Le savant Montesquieu dit que l’honneur est le principe et le ressort de la monarchie. Ne connaissant pas cette monarchie idéale, je dis moi, et j’espère prouver, que le principe et le ressort de la tyrannie sont la seule peur.

D’abord je distingue la peur en deux espèces aussi diverses entre elles dans leurs causes que dans leurs effets ; la peur de l’opprimé, et la peur de l’oppresseur.

L’opprimé, craint parce qu’il sait très-bien qu’au-delà de ce qu’il souffre journellement, il n’y a pas d’autres limites à ses souffrances que la volonté absolue et le caprice arbitraire de l’oppresseur. De cette crainte toujours renaissante et aussi démesurée, il devrait en résulter, si l’homme raisonnait, la ferme résolution de ne vouloir plus souffrir ; et à peine cette résolution viendrait-elle à se former simultanément dans le cœur de tous, ou au moins de la majorité, qu’elle mettrait fin immédiatement à ses souffrances qui paraissent devoir durer toujours : et cependant il arrive, au contraire, que cette crainte excessive et continuelle produit et nourrit dans l’âme resserrée et avilie de l’esclave cette extrême circonspection, cette aveugle obéissance, cette soumission respectueuse aux ordres du tyran, qui sont portées à un tel point, que Dieu même ne pourrait pas en exiger de plus grandes.

L’oppresseur tremble aussi ; la crainte qu’il éprouve, provient de la conscience de sa propre faiblesse effective, et tout-à-la fois de la force idéale et indéterminée qu’il a acquise : si l’autorité absolue ne l’a pas rendu tout-à-fait stupide, le tyran frissonne au fond de son palais, lorsqu’il vient à examiner quelle haine démesurée sa puissance sans borne a dû allumer dans tous les cœurs.

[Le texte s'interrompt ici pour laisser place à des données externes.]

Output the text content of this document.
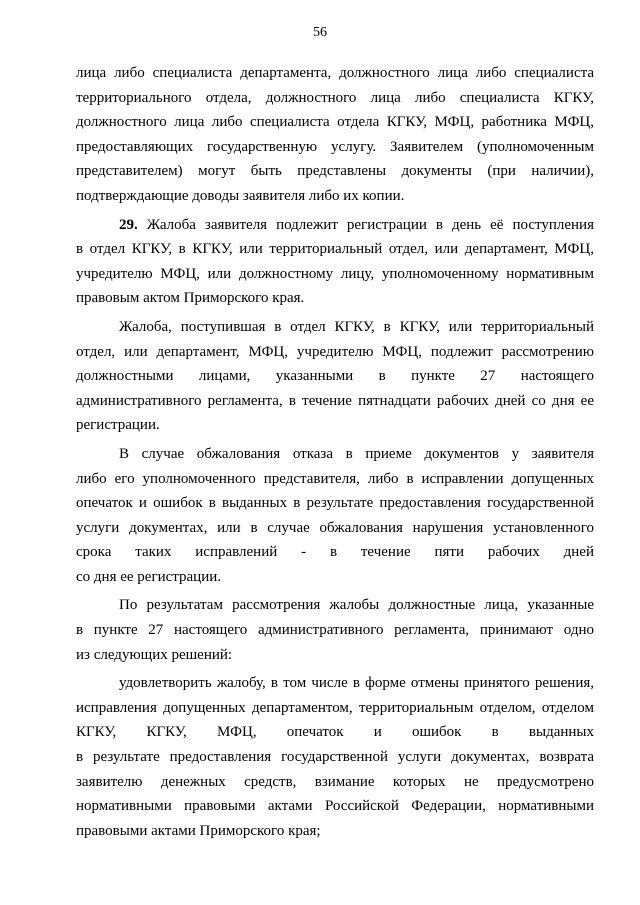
56

лица либо специалиста департамента, должностного лица либо специалиста
территориального отдела, должностного лица либо специалиста КГКУ,
должностного лица либо специалиста отдела КГКУ, МФЦ, работника МФЦ,
предоставляющих государственную услугу. Заявителем (уполномоченным
представителем) могут быть представлены документы (при наличии),
подтверждающие доводы заявителя либо их копии.

29. Жалоба заявителя подлежит регистрации в день её поступления
в отдел КГКУ, в КГКУ, или территориальный отдел, или департамент, МФЦ,
учредителю МФЦ, или должностному лицу, уполномоченному нормативным
правовым актом Приморского края.

Жалоба, поступившая в отдел КГКУ, в КГКУ, или территориальный
отдел, или департамент, МФЦ, учредителю МФЦ, подлежит рассмотрению
должностными лицами, указанными в пункте 27 настоящего
административного регламента, в течение пятнадцати рабочих дней со дня ее
регистрации.

В случае обжалования отказа в приеме документов у заявителя
либо его уполномоченного представителя, либо в исправлении допущенных
опечаток и ошибок в выданных в результате предоставления государственной
услуги документах, или в случае обжалования нарушения установленного
срока таких исправлений - в течение пяти рабочих дней
со дня ее регистрации.

По результатам рассмотрения жалобы должностные лица, указанные
в пункте 27 настоящего административного регламента, принимают одно
из следующих решений:

удовлетворить жалобу, в том числе в форме отмены принятого решения,
исправления допущенных департаментом, территориальным отделом, отделом
КГКУ, КГКУ, МФЦ, опечаток и ошибок в выданных
в результате предоставления государственной услуги документах, возврата
заявителю денежных средств, взимание которых не предусмотрено
нормативными правовыми актами Российской Федерации, нормативными
правовыми актами Приморского края;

Les conséquences de la crainte du tyran sont tout-à-fait différentes de celles de la crainte des sujets, ou, pour mieux dire, elles sont semblables dans un sens contraire, en ce qu’elles empêchent et le tyran et le peuple de se débarrasser de cette crainte commune, ainsi que la nature et la raison leur en font un devoir, c’est-à-dire, les peuples, en ne voulant plus se soumettre à la volonté d’un seul, et les tyrans, en ne voulant plus dominer les peuples par la force ; et en effet, il paraîtrait que le tyran épouvanté de sa propre puissance, toujours d’autant moins assurée qu’elle est plus excessive, devrait en diminuer la terreur, sinon en y mettant des bornes insurmontables, au moins en en faisant porter le poids plus doucement à ses sujets. Mais de même que les sujets ne s’abandonnent pas aux fureurs du désespoir, lorsqu’il ne leur reste plus à perdre qu’une vie malheureuse, de même le tyran ne devient pas doux et humain, lorsqu’il ne lui reste plus à acquérir que les louanges et l’amour de ses sujets. La crainte et le soupçon, compagnons inséparables de toute puissance illégitime (et tout pouvoir qui ne connaît pas de limites est illégitime), offusquent tellement l’esprit du tyran, même celui d’un caractère doux, qu’il devient cruel par force et toujours prêt à offenser et, à prévenir les effets de la haine générale qu’il sent avoir méritée. C’est pourquoi il a coutume de punir avec la plus grande cruauté la plus petite tentative de ses sujets contre cette autorité, qu’il sait lui-même être excessive, et il ne la punit pas seulement quand elle a été exécutée en entreprise, mais quand il suppose ou qu’il feint de croire qu’une tentative a seulement été conçue.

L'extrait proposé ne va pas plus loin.